The collaboration with ARM could enable Meta to transition from their earlier, highly customized chips to a next-gen design using general-purpose ARM processor cores. ARM is also gearing up to support scalable, power-efficient AI, having previously teamed up with Nvidia on the Blackwell Grace architecture. This year, Nvidia showcased an ARM-based chip designed for robust AI performance, essential for running extensive AI models.
Integration plays a major role here, with system on a chip (SoC) devices melding different computing components into one unit. The Grace Blackwell, an example of this, may align well with Meta’s goals for MTIA as they consider how to fuse their technology with ARM’s on a single chip.

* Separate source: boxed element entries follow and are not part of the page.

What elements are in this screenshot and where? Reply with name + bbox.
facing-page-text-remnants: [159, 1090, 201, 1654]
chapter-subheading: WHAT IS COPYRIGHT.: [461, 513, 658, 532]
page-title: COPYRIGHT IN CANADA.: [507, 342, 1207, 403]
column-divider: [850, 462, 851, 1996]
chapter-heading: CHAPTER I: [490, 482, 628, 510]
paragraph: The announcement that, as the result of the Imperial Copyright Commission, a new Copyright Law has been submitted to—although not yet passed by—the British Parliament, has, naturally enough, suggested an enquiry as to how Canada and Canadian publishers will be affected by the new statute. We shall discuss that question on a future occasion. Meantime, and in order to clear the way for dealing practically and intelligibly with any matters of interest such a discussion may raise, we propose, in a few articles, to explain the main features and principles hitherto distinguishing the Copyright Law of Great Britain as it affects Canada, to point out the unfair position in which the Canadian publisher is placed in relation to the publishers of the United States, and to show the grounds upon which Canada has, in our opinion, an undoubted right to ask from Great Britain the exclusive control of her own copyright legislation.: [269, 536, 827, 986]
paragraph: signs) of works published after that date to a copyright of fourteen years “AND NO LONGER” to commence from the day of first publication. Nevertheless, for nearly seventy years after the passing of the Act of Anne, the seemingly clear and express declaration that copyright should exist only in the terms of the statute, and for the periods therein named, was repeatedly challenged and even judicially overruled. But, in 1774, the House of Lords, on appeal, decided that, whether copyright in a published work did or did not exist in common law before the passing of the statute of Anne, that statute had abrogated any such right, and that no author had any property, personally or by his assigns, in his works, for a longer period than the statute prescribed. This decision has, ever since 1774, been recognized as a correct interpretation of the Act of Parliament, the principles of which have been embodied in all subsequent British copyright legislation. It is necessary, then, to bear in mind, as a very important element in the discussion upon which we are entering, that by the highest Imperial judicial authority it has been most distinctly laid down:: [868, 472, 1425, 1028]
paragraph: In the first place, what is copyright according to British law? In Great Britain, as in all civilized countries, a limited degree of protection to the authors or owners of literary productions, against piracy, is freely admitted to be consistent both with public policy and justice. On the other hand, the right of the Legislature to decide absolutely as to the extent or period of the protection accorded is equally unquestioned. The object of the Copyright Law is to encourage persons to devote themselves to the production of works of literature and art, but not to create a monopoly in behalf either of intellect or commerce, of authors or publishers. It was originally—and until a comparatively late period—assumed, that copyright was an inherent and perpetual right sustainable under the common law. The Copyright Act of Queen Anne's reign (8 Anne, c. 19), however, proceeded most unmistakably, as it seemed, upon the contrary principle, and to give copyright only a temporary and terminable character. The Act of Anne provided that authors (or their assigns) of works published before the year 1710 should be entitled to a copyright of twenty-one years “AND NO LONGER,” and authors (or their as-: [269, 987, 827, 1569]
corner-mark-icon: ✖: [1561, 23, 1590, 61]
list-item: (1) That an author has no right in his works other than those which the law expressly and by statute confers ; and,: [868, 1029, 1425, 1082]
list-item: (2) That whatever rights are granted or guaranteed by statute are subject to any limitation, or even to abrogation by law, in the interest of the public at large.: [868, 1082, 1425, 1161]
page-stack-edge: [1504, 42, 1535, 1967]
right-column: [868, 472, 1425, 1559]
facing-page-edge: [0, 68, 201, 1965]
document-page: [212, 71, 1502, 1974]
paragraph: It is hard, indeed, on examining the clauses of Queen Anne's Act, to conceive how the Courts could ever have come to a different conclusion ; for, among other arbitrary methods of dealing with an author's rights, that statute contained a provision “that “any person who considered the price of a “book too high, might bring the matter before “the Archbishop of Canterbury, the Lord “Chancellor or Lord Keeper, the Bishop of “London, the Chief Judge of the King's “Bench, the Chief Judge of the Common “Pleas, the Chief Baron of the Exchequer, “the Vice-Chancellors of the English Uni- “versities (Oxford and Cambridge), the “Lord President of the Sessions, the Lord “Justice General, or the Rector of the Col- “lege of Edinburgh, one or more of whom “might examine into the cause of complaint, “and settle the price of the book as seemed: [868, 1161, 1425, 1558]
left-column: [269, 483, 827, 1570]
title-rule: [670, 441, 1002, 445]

Li’s comments about moving away from GPU servers and the goals of MTIA align neatly with the collaboration with ARM, potentially allowing Meta to scale its AI operations more effectively while decreasing its dependence on traditional GPU-based systems.
On ARM’s side, the company, owned by SoftBank, recently took a leading role in the Trump administration’s Stargate Project to enhance AI capabilities in the U.S. During ARM’s latest earnings call, CEO Rene Haas hailed Stargate as a significant infrastructure initiative, expressing enthusiasm for being the go-to CPU for the project, particularly when paired with the Blackwell CPU and ARM’s Grace architecture. He also highlighted the Cristal intelligence partnership with OpenAI, which aims to enable seamless AI communication across all device types, from earbuds to data centres.